SwapNav Tag Helper
Declarative, consistent navigation for Swap.Htmx applications.
The Problem
Writing raw HTMX navigation links is repetitive and error-prone. You find yourself repeating hx-target="#main-content" and hx-push-url="true" dozens of times.
<!-- ❌ Repetitive Raw HTMX -->
<a href="/products" hx-get="/products" hx-target="#main" hx-push-url="true">Products</a>
<a href="/orders" hx-get="/orders" hx-target="#main" hx-push-url="true">Orders</a>
The Solution: <swap-nav>
The <swap-nav> tag helper encapsulates your application's navigation policy.

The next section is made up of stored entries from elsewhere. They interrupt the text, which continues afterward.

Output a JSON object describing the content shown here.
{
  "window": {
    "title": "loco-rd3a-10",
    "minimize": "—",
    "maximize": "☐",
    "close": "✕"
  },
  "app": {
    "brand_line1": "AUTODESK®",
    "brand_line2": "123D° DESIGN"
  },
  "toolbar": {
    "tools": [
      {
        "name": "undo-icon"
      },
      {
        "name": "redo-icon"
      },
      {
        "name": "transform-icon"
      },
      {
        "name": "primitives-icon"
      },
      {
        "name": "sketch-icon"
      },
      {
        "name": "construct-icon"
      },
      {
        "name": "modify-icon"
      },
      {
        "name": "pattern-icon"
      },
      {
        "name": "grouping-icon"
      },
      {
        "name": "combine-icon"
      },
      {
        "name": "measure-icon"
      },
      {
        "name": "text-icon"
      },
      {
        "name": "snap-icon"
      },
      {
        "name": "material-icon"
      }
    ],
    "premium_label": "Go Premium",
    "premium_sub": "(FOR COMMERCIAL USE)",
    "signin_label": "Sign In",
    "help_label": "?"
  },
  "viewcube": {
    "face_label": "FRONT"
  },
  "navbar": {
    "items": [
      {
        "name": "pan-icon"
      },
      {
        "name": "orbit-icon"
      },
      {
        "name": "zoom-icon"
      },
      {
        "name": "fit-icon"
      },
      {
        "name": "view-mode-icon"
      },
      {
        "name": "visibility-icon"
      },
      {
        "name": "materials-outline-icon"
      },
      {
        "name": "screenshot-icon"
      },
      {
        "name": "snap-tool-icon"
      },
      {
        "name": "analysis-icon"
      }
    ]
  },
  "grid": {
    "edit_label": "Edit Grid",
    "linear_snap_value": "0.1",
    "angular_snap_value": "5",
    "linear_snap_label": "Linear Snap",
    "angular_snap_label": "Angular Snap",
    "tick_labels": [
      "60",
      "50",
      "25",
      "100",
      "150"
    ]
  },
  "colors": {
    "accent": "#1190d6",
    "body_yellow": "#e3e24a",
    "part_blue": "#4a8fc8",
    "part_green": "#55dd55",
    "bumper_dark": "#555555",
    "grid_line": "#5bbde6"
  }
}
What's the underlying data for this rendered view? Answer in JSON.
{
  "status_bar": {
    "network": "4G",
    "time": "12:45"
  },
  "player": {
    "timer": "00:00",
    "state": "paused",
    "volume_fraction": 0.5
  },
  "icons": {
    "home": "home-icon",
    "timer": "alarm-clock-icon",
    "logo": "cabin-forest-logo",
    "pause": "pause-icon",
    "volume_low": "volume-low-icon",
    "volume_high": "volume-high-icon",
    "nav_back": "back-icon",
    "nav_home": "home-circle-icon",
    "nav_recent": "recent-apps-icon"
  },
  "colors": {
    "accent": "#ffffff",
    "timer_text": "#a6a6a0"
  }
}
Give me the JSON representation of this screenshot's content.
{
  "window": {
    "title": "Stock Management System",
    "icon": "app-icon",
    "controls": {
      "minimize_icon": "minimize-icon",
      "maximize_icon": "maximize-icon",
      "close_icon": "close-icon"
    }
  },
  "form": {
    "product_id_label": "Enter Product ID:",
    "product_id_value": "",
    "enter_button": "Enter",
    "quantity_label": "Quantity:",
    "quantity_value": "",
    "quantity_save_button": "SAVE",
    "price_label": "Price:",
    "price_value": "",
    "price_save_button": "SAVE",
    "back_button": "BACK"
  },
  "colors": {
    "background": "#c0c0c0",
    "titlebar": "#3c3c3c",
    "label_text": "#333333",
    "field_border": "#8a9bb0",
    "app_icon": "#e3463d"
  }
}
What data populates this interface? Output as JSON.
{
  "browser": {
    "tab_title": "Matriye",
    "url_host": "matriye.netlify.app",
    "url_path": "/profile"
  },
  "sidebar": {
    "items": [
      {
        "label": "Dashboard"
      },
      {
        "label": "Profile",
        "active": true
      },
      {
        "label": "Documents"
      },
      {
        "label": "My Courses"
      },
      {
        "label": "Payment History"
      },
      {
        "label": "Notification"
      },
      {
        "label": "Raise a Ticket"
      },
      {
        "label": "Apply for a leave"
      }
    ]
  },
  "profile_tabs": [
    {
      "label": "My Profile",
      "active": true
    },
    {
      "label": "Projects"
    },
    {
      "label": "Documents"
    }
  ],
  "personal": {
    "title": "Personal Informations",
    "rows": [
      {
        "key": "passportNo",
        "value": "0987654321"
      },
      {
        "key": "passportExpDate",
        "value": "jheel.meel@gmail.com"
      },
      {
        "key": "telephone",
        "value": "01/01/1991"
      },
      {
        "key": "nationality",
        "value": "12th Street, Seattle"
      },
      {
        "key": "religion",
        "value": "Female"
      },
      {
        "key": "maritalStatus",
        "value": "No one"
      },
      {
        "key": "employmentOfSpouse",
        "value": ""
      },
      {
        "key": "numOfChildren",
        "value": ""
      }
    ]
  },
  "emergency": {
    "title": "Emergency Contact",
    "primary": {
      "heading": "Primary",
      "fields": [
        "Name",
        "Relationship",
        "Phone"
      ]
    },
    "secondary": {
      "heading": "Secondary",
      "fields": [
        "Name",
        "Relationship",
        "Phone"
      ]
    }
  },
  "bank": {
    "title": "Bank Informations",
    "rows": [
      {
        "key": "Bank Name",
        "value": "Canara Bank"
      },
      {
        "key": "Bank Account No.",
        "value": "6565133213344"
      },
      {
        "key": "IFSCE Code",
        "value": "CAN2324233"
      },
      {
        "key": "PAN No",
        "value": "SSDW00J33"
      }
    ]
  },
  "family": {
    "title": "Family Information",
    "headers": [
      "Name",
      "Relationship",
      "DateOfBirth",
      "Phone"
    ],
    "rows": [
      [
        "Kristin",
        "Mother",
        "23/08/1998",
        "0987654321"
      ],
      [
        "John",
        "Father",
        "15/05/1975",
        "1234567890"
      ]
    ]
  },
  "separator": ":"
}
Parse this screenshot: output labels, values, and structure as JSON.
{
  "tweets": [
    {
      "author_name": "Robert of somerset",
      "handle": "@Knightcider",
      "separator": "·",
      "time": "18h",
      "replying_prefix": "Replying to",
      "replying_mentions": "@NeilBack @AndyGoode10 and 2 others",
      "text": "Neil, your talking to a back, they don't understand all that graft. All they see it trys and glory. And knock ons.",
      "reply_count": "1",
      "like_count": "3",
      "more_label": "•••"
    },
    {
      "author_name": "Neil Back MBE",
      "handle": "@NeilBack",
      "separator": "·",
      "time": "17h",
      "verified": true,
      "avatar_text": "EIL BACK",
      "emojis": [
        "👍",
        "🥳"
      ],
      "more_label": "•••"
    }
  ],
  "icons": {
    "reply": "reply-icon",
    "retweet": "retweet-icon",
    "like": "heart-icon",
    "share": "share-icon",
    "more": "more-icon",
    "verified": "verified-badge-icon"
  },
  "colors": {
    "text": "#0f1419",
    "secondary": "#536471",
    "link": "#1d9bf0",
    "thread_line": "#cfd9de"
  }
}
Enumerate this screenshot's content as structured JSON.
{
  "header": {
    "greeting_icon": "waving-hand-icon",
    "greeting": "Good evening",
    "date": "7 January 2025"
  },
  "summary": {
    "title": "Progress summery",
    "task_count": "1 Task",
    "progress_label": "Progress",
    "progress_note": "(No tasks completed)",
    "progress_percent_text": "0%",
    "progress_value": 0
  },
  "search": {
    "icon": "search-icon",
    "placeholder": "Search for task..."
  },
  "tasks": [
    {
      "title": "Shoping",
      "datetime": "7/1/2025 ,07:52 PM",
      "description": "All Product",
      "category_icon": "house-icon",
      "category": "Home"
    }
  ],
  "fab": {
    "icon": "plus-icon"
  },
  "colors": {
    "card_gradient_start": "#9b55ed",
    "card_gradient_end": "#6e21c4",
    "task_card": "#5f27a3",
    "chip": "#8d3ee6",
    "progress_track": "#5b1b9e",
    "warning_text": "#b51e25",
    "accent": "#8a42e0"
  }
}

<!-- ✅ Clean Swap.Htmx -->
<swap-nav to="/products">Products</swap-nav>
<swap-nav to="/orders">Orders</swap-nav>
It renders the exact same HTML as above, but centrally managed.
Configuration
You configure the default behavior in Program.cs:
builder.Services.AddSwapHtmx(options =>
{
// Define where all main navigation links should load content
options.DefaultNavigationTarget = "#main-content";
// Automatically turn off Layout when returning partials
options.AutoSuppressLayout = true;
});
Styling
swap-nav renders as a standard <a> tag, so it respects all your CSS classes.
<swap-nav to="/admin" class="btn btn-primary">Admin</swap-nav>
Active State
In your Views, you can check the current route to apply active classes. swap-nav doesn't do this automatically (yet) to allow for complete flexibility.